El puente de la Asunción es cuando más vacío se queda Madrid: los que están de vacaciones aún no han regresado y los que las comienzan ya han salido. Unos por otros, las calles vacías. Y yo, como soy un listo (por si alguien no lo sabe, hay una diferencia notable entre ser un listo y ser listo; de hecho, son casi antónimos) tuve ayer el siguiente razonamiento: Madrid está vacío y, si me voy a comprar a última hora, seguro que no hay ni Dios en el hipermercado y no tengo que esperar cola.

            Y no. Me acerqué al Carrefour (no soy hostil al pequeño comercio, pero ellos mismos parece que sí, puesto que todos cierran y se largan en agosto, de forma que no puedes comprar una mísera lata de atún en tienda) cerca de las nueve de la noche. Como es lógico, si quedamos cuatro en Madrid, allí nos habíamos juntado todos, a comprar. Un espanto. Tardé un cuarto de hora sólo en conseguir una mísera cesta. No quedaba pan (lo que me puso de un humor de mil demonios) ni ensaladas. Había muchos expositores casi vacíos. Olvídate de las ofertas, claro: ya volaron. Y encima tuve que guardar una buena cola.

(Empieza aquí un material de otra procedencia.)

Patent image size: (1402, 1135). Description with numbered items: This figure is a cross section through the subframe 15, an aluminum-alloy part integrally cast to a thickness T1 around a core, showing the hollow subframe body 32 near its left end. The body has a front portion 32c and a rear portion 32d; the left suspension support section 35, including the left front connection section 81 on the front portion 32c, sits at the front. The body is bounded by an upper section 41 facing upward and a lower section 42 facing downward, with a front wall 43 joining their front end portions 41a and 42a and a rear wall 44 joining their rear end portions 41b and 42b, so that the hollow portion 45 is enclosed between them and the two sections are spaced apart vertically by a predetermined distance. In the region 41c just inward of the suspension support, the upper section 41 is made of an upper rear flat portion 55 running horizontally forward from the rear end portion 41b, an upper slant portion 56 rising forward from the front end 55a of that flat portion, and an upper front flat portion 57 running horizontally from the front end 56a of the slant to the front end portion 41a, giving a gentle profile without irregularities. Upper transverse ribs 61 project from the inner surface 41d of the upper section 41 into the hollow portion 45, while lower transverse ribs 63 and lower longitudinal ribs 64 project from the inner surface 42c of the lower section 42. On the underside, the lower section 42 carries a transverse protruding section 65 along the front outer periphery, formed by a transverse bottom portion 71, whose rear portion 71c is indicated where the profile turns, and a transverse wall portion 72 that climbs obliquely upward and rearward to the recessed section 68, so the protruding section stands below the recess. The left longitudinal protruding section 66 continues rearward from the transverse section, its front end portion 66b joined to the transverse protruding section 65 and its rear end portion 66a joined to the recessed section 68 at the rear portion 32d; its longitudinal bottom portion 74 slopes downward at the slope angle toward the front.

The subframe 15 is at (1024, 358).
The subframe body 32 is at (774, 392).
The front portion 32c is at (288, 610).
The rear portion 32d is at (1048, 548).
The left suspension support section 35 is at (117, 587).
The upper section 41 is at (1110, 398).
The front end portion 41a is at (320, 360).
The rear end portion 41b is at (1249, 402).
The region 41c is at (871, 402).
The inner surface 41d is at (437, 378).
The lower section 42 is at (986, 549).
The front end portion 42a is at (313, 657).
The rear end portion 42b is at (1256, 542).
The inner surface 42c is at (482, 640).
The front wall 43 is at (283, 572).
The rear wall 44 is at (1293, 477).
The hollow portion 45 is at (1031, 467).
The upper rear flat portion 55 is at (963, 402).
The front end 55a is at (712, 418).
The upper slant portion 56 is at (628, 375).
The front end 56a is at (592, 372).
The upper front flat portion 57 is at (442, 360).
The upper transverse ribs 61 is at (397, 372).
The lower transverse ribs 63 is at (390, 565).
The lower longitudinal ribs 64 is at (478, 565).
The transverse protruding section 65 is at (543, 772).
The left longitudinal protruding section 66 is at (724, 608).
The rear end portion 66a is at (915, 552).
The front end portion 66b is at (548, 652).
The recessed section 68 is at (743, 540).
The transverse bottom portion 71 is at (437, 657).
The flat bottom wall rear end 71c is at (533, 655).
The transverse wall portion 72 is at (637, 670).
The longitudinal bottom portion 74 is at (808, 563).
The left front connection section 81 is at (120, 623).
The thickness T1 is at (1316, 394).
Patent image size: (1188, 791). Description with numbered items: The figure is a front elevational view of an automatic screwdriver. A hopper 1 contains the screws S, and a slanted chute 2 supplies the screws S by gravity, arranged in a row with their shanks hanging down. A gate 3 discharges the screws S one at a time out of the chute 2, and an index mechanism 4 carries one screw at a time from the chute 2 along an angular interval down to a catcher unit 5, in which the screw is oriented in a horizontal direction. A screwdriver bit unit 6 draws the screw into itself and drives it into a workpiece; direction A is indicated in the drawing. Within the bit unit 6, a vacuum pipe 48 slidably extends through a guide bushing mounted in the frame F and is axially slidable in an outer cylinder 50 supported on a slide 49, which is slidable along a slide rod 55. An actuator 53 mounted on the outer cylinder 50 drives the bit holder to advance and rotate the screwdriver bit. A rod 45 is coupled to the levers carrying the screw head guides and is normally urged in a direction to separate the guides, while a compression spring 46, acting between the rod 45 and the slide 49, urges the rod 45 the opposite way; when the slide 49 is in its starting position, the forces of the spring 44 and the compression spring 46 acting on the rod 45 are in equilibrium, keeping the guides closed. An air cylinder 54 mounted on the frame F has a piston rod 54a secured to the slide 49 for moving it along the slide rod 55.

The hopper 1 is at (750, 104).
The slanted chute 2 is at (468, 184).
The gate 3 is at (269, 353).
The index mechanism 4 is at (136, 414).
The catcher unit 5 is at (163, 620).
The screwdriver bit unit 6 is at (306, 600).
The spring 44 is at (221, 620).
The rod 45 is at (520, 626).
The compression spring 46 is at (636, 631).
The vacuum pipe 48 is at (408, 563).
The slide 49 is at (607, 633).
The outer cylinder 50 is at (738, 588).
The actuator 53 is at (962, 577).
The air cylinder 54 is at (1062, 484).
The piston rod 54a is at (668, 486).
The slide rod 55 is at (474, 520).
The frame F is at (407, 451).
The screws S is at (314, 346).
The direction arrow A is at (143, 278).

            El caso es que regresaba a casa con las bolsas, no cabreado, sino de humor filosófico, que es uno que gasto cada vez más, cuando de repente vi, ahí adelante, destellos de luces de policía y revuelo de gente. ¿Qué había pasado? Que el viento que se levantó ayer, por alguna razón, había derribado un árbol sobre la acera. Uno muy grande; se había desplomado y causado daños a un automóvil aparcado. Por fortuna no alcanzó a nadie. Fue en la calle por la que voy de casa al centro comercial. Así que, en algún momento entre el ir y el venir fue cuando el árbol se vino abajo.

            La reflexión es la siguiente: De haber sido los tiempos, de no haber habido demoras, ¿me hubiera pillado ese desplome? ¿Debo la vida acaso a la codicia comercial, que siempre tiene a poner menos cestas de las necesarias, o tal vez a ese estúpido instinto gregario, que nos lleva a agolparnos a ciertas horas y en ciertos lugares, pese a tener toda una ciudad medio vacía para nosotros solos?

            No es un pensamiento demasiado agradable ese de que pueda deber la vida tal vez a eso. Pero tampoco lo es lo contrario. No me parece una forma muy digna de morir, esa de ir subiendo una cuesta, con un par de bolsas de la compra, y perecer aplastado por la caída de un castaño de indias de más de quince metros de alto y casi uno de diámetro. Sería lo que me faltaba, así que me quedo con la primera opción, aunque tampoco sea muy lucida.